I published my site 6 weeks ago and it still hasn’t been indexed by google. Is this normal? How long does it usually take?
I did all of the steps mentioned by web flow like signed up for google search console, verified my site with them, submitted a sitemap and requested indexing. Not sure if I missed a step or what’s going on…
That’s not at all unusual.
Look at your GSC reports to see what’s being indexed, and whether there are any problems.
The rest is a waiting and promotion game.
Your site’s not considered relevant just because you register it with GSC, that measure of relevance also includes how long it’s been around, how long the domain is registered for, how many backlinks you have to the site and from what trusted sources, etc.
Thanks for the reply. I do not have any reports at all yet as nothing as been indexed. I am very active on multiple social media platforms and have created many back links. I figured it would take a few weeks but I’m at 6 weeks now with still nothing…
From your experience, how long does it usually take to get indexed for the first time?
Thank you for the reply but there is not a trailing backlash at the end of my canonical tag. In the screenshot attached is how it’s always been. This is correct right?
@myfinancialpal at this point it’s worth you trying everything. That Bing report was helpful. Try removing the canonical all together and re-running that Bing tool, see if it helps. I doubt it will, but nothing should be ruled out at this point.
Further, from an SEO perspective, nothing stands out:
Thank you very much for this detailed response and for the work you did. I really appreciate it! I will try to remove the canonical, like you mentioned, and see if that works
It’s doubtful that Bing would be caching those requests to check, but never hurts to “hit the button” again later today
I think the canonical angle is a red herring.

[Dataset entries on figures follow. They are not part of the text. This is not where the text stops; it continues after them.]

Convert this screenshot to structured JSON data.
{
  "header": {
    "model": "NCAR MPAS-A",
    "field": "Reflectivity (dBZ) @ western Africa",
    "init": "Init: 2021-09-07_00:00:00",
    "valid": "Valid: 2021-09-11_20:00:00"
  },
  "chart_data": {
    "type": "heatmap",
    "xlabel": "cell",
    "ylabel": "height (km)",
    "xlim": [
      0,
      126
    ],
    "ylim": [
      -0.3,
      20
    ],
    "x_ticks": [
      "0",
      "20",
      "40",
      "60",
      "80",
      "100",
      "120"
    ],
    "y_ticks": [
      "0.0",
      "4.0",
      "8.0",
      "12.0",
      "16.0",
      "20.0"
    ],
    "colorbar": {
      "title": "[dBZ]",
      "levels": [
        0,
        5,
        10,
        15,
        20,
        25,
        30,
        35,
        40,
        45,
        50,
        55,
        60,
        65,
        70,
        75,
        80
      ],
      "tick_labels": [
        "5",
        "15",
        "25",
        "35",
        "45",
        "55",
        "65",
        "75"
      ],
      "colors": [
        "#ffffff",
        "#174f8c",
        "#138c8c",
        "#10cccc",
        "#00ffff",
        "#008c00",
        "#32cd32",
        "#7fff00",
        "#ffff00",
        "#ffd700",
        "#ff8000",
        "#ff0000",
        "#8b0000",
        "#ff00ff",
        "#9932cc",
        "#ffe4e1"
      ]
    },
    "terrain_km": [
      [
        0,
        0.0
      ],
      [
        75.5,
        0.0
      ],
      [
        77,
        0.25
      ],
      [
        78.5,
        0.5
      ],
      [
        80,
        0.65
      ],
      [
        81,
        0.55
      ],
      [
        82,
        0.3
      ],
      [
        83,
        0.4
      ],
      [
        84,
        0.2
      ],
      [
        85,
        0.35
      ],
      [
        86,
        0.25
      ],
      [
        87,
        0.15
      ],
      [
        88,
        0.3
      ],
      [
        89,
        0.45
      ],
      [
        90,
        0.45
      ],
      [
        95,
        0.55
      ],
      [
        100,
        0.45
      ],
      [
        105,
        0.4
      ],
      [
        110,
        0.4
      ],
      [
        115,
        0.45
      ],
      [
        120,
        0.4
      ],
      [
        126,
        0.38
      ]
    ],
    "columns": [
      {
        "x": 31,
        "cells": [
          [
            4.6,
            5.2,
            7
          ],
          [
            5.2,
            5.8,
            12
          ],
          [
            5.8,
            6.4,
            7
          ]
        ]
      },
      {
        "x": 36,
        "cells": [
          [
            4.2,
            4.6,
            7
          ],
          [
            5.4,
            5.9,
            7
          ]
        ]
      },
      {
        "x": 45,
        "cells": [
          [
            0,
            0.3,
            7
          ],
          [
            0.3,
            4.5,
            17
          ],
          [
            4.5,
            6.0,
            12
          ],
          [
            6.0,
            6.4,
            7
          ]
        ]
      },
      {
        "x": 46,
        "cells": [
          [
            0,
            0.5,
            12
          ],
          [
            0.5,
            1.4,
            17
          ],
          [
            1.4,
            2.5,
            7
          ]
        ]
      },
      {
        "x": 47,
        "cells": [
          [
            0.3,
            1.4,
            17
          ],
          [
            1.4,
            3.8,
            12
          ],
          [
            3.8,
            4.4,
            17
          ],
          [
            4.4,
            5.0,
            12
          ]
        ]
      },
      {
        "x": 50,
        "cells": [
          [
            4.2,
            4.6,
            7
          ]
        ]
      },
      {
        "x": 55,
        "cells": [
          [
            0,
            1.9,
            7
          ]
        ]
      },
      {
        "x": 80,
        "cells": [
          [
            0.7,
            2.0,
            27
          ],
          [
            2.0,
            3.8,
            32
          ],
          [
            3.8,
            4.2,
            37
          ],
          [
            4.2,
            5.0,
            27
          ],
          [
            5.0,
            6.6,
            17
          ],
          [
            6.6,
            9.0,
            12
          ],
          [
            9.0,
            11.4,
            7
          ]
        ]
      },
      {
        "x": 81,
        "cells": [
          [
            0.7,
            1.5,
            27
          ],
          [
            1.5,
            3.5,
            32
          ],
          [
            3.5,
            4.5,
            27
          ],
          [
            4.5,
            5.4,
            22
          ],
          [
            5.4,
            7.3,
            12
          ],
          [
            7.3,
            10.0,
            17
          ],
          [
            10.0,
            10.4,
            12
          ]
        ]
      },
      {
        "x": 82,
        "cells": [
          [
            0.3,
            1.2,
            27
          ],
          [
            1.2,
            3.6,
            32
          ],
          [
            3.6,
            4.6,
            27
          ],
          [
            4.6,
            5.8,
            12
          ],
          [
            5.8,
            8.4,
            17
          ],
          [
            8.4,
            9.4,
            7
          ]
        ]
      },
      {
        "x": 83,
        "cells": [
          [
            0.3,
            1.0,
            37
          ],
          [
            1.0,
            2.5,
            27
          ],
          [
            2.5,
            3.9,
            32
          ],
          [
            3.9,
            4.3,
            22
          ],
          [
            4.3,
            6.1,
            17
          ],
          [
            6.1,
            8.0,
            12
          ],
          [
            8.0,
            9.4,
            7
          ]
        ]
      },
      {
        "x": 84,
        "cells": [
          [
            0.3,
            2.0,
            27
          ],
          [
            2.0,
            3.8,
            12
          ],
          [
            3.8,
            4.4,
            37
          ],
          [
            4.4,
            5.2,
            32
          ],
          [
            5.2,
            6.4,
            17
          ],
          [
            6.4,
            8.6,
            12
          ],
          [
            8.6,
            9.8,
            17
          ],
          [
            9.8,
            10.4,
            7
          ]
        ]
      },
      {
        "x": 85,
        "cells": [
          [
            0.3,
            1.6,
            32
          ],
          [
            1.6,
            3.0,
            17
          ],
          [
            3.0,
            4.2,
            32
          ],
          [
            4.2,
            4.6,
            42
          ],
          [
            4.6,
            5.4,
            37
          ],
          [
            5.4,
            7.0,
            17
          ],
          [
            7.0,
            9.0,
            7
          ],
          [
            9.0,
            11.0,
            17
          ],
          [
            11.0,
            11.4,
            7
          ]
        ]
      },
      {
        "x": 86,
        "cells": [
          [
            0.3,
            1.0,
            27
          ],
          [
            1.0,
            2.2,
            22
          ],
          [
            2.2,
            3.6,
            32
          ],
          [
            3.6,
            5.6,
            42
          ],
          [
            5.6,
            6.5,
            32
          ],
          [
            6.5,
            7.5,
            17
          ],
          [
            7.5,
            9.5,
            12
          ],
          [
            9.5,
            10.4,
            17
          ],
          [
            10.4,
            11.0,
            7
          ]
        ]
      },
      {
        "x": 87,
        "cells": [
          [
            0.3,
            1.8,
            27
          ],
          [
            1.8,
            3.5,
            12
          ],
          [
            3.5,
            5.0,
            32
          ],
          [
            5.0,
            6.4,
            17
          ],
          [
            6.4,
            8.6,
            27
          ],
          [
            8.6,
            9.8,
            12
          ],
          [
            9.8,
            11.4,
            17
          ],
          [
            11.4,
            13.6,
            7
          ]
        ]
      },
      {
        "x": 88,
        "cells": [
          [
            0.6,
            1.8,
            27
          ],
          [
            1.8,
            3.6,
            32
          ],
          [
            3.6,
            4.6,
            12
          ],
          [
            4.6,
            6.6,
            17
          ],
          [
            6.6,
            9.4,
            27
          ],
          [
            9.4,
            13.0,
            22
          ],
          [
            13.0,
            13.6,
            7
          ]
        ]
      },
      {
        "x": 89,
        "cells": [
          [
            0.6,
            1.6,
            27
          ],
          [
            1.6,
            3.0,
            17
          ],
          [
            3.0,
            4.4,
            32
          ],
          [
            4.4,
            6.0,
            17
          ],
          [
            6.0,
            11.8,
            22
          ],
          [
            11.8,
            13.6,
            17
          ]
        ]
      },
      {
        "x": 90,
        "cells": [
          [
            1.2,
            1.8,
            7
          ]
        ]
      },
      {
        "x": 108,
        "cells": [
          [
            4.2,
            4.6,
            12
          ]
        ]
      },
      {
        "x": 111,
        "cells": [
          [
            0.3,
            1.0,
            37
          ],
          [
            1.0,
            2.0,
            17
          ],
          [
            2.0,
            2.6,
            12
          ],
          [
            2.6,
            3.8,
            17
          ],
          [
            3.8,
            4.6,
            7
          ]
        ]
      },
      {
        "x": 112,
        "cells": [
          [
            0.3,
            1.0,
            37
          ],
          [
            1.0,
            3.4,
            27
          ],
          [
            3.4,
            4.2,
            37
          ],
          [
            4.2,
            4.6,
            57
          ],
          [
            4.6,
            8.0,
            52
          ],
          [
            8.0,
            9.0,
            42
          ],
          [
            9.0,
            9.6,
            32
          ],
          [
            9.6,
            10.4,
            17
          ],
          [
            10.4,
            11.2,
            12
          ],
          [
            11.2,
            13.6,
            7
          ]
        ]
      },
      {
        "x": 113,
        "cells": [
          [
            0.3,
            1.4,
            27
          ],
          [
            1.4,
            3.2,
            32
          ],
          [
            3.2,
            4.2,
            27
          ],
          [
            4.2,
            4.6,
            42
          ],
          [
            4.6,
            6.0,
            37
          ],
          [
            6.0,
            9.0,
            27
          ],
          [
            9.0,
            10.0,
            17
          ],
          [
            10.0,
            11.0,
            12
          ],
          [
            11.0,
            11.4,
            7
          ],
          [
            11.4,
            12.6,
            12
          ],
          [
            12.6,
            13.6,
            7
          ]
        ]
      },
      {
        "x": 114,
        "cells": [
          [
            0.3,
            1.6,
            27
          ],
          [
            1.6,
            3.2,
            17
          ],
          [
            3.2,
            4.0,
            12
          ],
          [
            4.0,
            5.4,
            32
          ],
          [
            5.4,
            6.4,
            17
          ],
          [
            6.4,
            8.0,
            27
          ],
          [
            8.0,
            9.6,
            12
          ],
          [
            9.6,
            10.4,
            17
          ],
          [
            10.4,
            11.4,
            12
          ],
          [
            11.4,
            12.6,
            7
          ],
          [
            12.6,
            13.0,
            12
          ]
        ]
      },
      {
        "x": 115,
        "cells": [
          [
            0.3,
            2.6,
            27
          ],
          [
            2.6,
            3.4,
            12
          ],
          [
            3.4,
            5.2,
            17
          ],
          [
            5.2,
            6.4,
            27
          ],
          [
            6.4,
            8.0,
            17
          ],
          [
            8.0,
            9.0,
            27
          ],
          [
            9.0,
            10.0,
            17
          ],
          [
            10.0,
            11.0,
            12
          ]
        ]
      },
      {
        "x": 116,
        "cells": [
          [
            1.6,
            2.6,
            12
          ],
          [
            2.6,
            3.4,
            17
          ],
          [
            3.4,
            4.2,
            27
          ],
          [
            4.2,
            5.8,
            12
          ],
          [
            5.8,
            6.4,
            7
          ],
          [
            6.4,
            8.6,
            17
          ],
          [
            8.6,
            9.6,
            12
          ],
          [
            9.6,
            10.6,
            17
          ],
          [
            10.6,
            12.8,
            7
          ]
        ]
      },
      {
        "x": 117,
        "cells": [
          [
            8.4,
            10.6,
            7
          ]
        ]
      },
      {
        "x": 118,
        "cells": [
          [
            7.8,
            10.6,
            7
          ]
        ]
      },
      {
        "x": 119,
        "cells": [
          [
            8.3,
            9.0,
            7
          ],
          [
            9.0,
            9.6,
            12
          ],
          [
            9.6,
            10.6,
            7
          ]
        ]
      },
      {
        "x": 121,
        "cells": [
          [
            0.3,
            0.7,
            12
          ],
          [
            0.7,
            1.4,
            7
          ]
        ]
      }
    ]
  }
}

Something else is going on.
If there is no solution here, @myfinancialpal I would HIGHLY suggest you reach out to SEO consultants / firms with this exact question and get an assessment.
I don’t see anything that obvious, at first glance with your setup. So a deeper dive may be needed.
And the only 302 redirects found (this tells the browser to redirect like Bing reported) are Twitter and Stripe.
Again, with the idea of not ruling anything out, remove both of those and re-run the Bing tool. Make sure some funky Javascript isn’t capturing your requests if the crawler doesn’t have Javascript enabled and redirecting (which may very well be happening).
Try removing Twitter and Stripe, first. Then go through your DNS setup thinking.
If nothing else is working, time to spend some money with a pro that can fix this quick for you.
Can’t hurt! Blow away your DNS settings with your provider (outside of Webflow) and just go through the whole process again. The painful part is the wait time for DNS to propagate, but if you do a bit of research you can fix that with low TTL times.
Good luck! Please keep me updated, you’ve captured my curiosity with this one
Yep you’re ok then, I was looking at the screenshot you sent and your home page canonical, which seems to naturally append the slash. In the screenshot you sent, try entering your URL without the trailing slash and you should not get a redirection complaint.